Ricerc@Sapienza

Crosstalk between cancer cells and the niche deeply influences self-renewal, plasticity and metastasis and Extracellular Vesicles (EVs) are considered pivotal in cellular intercommunication also in these contexts.
This project builds on our findings showing that the RNA-Binding-Protein (RBP) SYNCRIP impacts on exosome miRNA content. Furthermore, we identified a miRNA extra-seed motif sufficient to determine SYNCRIP-mediated exosome loading. These results pave the way for novel therapeutic approaches based on the in vivo production of exosomes containing ncRNAs engineered to be loaded into exosomes, to modulate gene expression in a customized way. Moreover, our preliminary results shed light on the role of other RBPs in the regulation of miRNA exosome loading.
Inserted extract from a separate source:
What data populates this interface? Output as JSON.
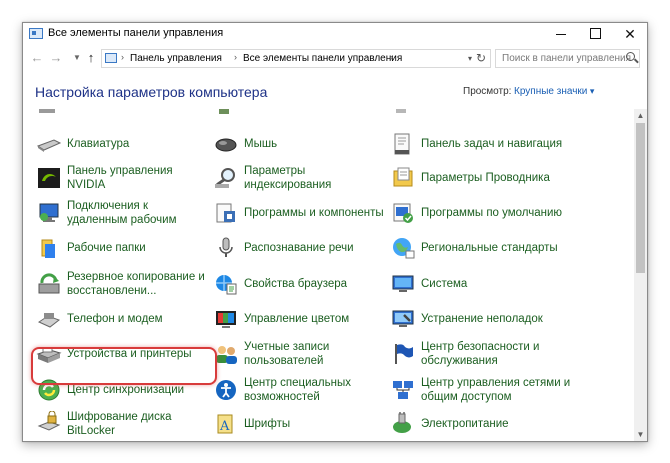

Thus, we here propose the identification of others RBPs and consensus motifs in the hypothesis that they may control specific miRNA sorting in the EMT, a transdifferentiation process required for the metastasis of epithelial cancers.
The proposed aims are 1-to validate the RBPs impact on cells and tumor niche during the Epithelial-to-Mesenchymal Transition (EMT), by controlling miRNA EVs loading; 2-to reconduct the EVs pro- or anti-EMT activity to specific subsets of miRNAs and to engineer ncRNAs with specific motifs to vehiculate them into EVs; 3-to unveil the epitranscriptomic modifications of differentially exported miRNAs and to explore their functional role.
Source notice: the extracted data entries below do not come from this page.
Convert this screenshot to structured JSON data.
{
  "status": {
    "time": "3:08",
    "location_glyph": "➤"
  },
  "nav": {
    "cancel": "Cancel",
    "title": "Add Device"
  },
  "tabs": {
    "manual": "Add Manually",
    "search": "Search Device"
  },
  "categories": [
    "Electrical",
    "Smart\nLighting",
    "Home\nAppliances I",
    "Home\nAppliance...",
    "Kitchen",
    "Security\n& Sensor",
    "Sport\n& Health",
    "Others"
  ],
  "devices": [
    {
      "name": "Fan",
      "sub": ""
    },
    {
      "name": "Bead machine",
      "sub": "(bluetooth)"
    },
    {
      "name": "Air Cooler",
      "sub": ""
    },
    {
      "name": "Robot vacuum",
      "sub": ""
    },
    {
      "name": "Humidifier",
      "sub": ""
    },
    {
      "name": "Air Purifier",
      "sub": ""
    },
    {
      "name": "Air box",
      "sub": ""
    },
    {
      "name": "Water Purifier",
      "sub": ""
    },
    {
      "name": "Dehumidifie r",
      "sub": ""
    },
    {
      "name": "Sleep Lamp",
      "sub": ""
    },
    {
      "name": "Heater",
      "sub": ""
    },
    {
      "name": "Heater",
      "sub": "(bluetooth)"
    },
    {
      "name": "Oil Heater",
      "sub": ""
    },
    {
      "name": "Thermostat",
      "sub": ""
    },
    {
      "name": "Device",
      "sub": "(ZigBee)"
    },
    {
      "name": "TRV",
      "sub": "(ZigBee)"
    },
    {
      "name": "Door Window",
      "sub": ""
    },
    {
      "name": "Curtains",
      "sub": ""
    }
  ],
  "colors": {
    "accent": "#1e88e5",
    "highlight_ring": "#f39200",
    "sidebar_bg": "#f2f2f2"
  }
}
We expect to dissect the functional role of EVs in cell communication in EMT, in relation to presence/absence of specific RBPs; to identify specific subsets of differentially exported/cell retained miRNAs and conserved sequence motifs as RBPs binding sites; to clarify the role of m6A RNA modification in controlling RBPs-mediated miRNA sorting in EVs.
The progressive understanding of the loading machinery and of the mechanisms involved in ncRNAs compartmentalization within EVs, hold strong promise for further selective miRNA EVs cargo loading.